WASHINGTON — As the District of Columbia faces a significant drop off on speed camera tickets during FY 2014, there are questions as to what happened and why.
A Washington Post article last week suggested that poor maintenance and weather were to blame.
But sources tell WTOP that the overall impact of the winter on the drop in speed camera tickets was minimal. Some speed cameras were inaccessible during the snow, but several speed camera experts across the region pointed out that during snowstorms and the immediate aftermath, people are not speeding because of conditions.
In the Chief Financial Officer’s report in December 2014, Jeffrey S. DeWitt does not mention maintenance as an issue.
“Implementation delays of ATE (automated traffic enforcement cameras) initiatives cost the District almost $40 million in lost traffic fines revenue in FY 2014. The number of ticket issuances in FY 2014 plummeted by more than 50 percent from FY 2013 and FY 2012, averaging only 30,000 per month, compared to almost 70,000 in FY 2012 and reaching lows of just 10,000 per month in the early part of FY 2014,” writes DeWitt.
Sources tell WTOP that poor maintenance was not a factor. While DC Police do maintain the newer cameras in the city, contractor American Traffic Solutions (ATS) still own and maintain a significant portion of the cameras as well. When speed cameras in Maryland were moved back into Washington, D.C. in August 2014, it was ATS and not D.C. Police who did the work.
“These are staggering numbers and also mind-boggling figures. How can you account for that? It can’t be because of mechanical malfunctions. I don’t think that it has anything to do with the weather. Something went on here, but we may never know what it is,” says John B. Townsend II, AAA Mid-Atlantic’s manager of public and government affairs.
D.C. Police say the overall drop is because drivers aren’t speeding, or at least not by the cameras.
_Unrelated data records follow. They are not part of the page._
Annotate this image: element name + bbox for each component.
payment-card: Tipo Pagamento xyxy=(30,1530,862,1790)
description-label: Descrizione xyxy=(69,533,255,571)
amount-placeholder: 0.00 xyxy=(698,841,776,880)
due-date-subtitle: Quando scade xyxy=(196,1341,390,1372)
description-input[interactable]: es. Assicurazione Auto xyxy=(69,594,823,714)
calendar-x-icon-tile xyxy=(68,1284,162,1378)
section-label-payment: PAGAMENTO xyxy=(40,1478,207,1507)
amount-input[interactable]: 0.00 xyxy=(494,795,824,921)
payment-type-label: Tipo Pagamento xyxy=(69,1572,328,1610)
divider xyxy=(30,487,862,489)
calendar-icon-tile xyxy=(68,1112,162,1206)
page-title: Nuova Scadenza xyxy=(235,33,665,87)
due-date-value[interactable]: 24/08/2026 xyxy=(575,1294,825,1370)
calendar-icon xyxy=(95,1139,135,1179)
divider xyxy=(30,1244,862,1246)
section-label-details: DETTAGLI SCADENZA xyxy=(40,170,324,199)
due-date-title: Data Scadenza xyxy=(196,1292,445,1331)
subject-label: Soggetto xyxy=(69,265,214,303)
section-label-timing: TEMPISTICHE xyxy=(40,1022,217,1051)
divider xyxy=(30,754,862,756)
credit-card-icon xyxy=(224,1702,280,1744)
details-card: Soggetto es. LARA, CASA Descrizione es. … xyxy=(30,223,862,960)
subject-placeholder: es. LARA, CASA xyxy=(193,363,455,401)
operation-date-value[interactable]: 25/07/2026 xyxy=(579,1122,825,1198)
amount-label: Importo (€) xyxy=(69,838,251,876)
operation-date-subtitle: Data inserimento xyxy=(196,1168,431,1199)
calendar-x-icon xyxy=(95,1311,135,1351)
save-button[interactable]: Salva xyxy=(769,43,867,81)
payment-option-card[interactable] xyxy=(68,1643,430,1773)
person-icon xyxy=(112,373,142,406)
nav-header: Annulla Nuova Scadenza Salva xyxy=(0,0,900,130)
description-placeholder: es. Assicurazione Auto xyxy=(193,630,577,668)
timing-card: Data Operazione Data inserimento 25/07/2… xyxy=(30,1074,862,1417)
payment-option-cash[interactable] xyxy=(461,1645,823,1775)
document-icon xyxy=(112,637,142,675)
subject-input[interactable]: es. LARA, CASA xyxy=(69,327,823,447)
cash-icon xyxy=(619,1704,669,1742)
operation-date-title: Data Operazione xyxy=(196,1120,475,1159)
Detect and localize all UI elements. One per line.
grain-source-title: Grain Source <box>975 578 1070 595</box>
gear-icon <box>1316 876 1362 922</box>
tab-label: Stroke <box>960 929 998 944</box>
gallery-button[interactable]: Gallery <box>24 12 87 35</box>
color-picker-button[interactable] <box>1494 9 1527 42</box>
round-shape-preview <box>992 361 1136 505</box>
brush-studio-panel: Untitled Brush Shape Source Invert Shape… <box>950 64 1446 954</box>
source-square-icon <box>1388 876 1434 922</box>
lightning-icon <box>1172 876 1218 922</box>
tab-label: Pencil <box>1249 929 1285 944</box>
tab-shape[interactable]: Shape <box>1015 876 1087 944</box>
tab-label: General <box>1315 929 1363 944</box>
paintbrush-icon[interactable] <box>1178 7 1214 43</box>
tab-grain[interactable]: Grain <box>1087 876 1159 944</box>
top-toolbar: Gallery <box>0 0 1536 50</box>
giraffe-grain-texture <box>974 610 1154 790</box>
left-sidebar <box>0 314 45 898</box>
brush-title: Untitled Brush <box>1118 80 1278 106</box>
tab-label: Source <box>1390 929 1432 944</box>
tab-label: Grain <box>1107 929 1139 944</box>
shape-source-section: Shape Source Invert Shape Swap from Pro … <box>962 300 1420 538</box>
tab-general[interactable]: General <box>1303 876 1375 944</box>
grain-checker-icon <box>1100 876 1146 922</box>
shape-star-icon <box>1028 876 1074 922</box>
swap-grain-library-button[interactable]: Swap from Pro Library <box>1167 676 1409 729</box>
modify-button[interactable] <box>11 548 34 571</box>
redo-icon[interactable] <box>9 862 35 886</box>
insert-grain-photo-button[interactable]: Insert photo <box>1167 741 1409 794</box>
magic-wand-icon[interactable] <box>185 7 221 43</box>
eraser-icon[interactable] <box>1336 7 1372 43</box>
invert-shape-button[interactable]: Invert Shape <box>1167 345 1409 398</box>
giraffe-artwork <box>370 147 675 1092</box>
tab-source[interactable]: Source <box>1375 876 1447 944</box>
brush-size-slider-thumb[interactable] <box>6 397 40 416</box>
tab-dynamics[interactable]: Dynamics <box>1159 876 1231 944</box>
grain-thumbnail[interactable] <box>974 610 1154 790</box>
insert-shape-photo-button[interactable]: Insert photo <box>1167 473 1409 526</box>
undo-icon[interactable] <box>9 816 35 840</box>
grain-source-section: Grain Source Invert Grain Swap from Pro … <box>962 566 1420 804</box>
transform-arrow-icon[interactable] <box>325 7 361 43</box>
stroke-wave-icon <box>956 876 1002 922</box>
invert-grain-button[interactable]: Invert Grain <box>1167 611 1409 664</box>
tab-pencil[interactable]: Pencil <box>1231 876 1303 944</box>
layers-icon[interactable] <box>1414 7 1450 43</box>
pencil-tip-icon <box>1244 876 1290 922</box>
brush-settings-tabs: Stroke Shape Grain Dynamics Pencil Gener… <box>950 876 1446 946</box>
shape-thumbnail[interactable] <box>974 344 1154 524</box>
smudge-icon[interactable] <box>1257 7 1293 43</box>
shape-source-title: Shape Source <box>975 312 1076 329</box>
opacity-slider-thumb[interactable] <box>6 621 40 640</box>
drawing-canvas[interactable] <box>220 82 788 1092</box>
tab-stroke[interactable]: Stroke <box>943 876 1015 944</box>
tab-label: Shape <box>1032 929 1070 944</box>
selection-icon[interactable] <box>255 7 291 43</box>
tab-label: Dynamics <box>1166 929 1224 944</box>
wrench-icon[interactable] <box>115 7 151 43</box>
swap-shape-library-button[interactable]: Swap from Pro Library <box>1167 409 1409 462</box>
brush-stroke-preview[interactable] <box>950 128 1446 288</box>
“As to the loss of revenue because people are complying with the law, I say ‘Hallelujah.’ That’s the very purpose of it. It’s not supposed to be a revenue raiser. It’s supposed to be an enforcement mechanism, first and foremost,” says Councilmember Mary Cheh, who chairs the Transportation and the Environment Committee.
Others point out that apps like Waze, TomTom and others alert drivers to speed cameras before approaching them. Thus, people slow down and then speed up again when they get past the camera.
“Motorists are better informed and that means governments are foolhardy if they build budgets around speed camera revenue because they always are going to drop,” says Townsend.
Another reason was the DDOT Safety Nexus study released in January 2014. While DDOT and Parsons Brinckerhoff were conducting the study, D.C. Police were not permitted to move the cameras around the city. Statistics throughout the region show that the longer speed cameras remain at one location, the less effective they are. Speed camera experts explain that people know the location, slow down or take another route.
Implementation delays also played a role, as the CFO noted in the December report. Those had to do with the blocking the box and pedestrian crosswalk cameras. Sources tell WTOP that it took longer than expected to deploy the cameras. In order to do it, DDOT and D.C. Police had to sign off on paperwork.
“The previous forecast for FY 2015 assumed a full roll-out of all new ATE equipment by the beginning of the fiscal year (Oct. 1). This has yet to occur, and it will compound the shortfall in traffic fines revenue in FY 2015,” writes DeWitt.
“Revenues in FY 2015 are lower by $78 million, recovering slightly in FY 2016. The reduced forecast is still predicated on a full implementation of all ATE initiatives by April of 2015,” he concludes.
“I’m a little disappointed that it was because of non-implementation. I would have liked it all to have been compliance with the laws,” says Cheh.
Police reported the number of pedestrian fatalities fell from 12 in 2013 to 10 in 2014. However, as WTOP has reported, pedestrian fatalities are going up overall in the region.